Because IVF is a complicated process that deserves a thorough post in and of itself, I’m going to end here. I hope this helps anyone reading to understand some of the medical issues and complex treatments that can be involved with infertility. At the very least, hopefully now you understand why the unsolicited advice to “just relax” is probably the #1 least helpful thing anyone can say to someone struggling with the invisible but very real medical disease that is infertility!
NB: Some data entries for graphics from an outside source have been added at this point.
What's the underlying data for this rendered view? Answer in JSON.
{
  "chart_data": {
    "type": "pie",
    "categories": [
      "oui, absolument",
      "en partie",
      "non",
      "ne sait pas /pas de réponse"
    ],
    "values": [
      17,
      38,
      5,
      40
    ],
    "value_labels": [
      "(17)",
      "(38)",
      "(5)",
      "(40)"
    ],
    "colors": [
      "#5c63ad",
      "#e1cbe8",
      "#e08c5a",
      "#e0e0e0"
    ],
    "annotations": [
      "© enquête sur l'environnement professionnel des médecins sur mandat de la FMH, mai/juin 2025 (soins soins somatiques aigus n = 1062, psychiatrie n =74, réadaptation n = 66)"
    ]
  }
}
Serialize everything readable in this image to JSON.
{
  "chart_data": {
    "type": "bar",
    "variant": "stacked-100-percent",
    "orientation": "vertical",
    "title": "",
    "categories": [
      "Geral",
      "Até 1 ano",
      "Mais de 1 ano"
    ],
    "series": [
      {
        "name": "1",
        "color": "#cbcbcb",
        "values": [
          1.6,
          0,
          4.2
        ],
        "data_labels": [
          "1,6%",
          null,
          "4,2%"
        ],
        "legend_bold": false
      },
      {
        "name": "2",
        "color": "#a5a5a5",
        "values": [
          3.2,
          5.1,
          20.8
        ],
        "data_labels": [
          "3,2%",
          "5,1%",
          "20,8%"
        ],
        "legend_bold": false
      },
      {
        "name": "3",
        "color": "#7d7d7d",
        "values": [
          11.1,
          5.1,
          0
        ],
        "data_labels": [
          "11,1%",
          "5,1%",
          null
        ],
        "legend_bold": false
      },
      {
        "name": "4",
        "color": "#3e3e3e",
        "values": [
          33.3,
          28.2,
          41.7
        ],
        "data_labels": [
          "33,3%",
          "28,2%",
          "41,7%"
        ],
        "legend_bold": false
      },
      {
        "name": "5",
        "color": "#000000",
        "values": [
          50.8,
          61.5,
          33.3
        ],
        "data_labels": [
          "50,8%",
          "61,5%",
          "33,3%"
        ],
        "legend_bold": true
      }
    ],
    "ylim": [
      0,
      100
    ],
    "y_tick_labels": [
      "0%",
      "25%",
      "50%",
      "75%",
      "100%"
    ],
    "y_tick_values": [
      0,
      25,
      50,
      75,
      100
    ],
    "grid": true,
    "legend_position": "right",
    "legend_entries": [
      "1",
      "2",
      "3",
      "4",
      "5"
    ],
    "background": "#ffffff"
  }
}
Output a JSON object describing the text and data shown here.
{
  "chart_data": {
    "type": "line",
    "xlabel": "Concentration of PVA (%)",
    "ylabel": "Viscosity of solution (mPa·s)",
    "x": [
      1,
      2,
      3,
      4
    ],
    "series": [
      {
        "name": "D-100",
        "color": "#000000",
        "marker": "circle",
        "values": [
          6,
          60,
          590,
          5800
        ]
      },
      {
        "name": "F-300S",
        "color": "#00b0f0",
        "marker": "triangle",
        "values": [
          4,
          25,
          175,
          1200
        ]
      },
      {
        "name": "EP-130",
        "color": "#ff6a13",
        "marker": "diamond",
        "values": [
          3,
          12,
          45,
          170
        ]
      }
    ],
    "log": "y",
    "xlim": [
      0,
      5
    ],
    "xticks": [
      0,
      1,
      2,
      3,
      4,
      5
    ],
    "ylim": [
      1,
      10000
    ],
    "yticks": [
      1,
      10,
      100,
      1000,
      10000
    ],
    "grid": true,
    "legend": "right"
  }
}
I promise, anyone who has been trying to conceive for longer than a year has tried “relaxing,” and if there’s a medical condition preventing conception, then relaxing some more won’t help! If you’re reading this and you’re at that point where you’ve been trying longer than a year without success and you feel like something’s wrong, trust your instincts. Go to the doctor, and if they brush you off, go to another doctor. Get help. You don’t have to commit to any treatments right off the bat, but it never hurts to be your own advocate and start asking questions, having tests done, and getting answers. We are really blessed to live in a time when there are more medical advances than ever before in the field of reproductive science, and you just never know what path might take you to your miracle baby.